Macclesfield café owners accuse Cheshire East of going back on deal

The owners of a building on Churchill Way car park – due to be sold as part of the town-centre redevelopment plan – have criticised the council for allegedly going back on their deal.

The buildings’ sale was agreed between the owners and Cheshire East Council in March.

The BBC reported that owners Elizabet Frutos and Waqar Abbassi say they have been “left in limbo” after the council later said the price they had agreed was too high.

The council has now stated that the case was “under review”.

Elizabet Frutos and Waqar Abbassi

Elizabet Frutos and Waqar Abbassi

Mrs Frutos and Mr Abbassi ran Treats café, on Great King Street and sub-let the remaining two units to tenants.

The deal would have seen Cheshire East Council buying the building to enable property developer Wilson Bowden to make headway on the now scrapped Silk Street scheme.

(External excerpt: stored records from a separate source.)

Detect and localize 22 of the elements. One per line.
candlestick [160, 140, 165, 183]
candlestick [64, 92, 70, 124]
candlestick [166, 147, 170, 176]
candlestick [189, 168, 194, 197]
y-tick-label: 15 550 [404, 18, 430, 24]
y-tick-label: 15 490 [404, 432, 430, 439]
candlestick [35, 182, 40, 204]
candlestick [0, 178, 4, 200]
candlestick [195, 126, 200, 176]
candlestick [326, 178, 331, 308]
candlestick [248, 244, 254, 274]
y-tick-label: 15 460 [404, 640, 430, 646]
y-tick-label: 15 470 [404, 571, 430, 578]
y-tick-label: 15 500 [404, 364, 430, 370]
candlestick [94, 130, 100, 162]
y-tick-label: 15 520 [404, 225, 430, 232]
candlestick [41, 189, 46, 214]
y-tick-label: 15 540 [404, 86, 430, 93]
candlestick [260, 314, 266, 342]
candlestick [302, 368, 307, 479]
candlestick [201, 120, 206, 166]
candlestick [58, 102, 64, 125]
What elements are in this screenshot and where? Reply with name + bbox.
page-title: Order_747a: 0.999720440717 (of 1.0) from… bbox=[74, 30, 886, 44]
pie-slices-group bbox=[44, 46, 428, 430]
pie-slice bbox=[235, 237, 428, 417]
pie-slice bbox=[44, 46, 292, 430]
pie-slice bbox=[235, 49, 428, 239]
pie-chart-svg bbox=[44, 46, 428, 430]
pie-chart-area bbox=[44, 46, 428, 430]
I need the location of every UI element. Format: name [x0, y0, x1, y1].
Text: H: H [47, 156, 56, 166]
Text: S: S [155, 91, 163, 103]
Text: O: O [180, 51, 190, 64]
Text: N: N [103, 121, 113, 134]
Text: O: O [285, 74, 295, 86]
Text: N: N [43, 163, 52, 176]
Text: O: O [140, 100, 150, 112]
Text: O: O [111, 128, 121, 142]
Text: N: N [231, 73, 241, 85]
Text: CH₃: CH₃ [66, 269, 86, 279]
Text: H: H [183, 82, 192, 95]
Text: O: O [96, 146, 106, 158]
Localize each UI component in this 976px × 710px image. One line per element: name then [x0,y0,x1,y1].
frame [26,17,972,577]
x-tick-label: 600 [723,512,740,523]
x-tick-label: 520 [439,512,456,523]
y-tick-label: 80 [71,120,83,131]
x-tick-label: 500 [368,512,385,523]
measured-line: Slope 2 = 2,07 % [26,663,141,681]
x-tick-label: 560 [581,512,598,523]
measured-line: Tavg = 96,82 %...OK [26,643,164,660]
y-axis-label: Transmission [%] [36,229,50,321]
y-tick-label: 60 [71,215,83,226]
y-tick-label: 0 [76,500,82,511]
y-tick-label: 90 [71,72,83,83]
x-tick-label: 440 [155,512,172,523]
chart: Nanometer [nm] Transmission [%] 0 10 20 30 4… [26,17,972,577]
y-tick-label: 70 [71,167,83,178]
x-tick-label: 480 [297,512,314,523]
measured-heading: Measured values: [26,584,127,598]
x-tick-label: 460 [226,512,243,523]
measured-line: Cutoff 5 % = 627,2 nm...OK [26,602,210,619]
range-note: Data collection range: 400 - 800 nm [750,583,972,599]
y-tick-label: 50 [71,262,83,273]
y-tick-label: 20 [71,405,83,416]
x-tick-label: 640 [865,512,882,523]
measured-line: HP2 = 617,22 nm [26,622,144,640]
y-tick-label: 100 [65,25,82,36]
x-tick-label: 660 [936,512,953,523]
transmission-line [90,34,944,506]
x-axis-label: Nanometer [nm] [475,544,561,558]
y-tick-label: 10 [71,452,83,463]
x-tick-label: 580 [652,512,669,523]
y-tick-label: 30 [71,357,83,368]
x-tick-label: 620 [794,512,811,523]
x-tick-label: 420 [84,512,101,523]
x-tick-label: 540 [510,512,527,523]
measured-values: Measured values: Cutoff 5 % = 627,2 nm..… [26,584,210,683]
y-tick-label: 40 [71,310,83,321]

On 26 March, the council agreed a price with Mrs Frutos and Mr Abbassi as well as a level of compensation for the units’ occupiers.

As part of the deal, both parties committed to exchange sale contracts within 30 days – at which point the agreement would have become legally binding.

Mrs Frutos and Mr Abbassi said they then closed their cafe and gave four weeks’ notice to their tenants.

Mr Abbassi added: “We were planning our future, we were planning our child’s future . . . a family has hundreds of plans linked to this kind of situation.”

Several weeks after the deal, Cheshire East Council has written to them to say that a surveyor had judged that the agreed price and level of compensation was too high because “the property appears to have been vacant for a long time.”

But Ms Frutos and Mr Abbassi said they have invoices and CCTV footage that prove the units had only been empty for a few weeks, and this was only because of the council’s stipulation within their agreement.

Recently alternative regeneration plans were unveiled for Churchill Way car park – on which Ms Frutos’ and Mr Abbassi’s building is located – and the land is now being advertised to developers.

A Cheshire East Council spokesperson said: “The council is sympathetic to individuals who have been directly affected by the change in circumstances, but we have to ensure value for money when spending public funds.”

They added it would “be inappropriate to comment any further” as the case was being reviewed.

Ms Frutos told the BBC she hasn’t been given a revised offer from the council and no longer has an income because their cafe’s fixtures and fittings have been sold and their tenants have left.

She said: “Now I feel like I just don’t know where I’m standing. We don’t know what to do”.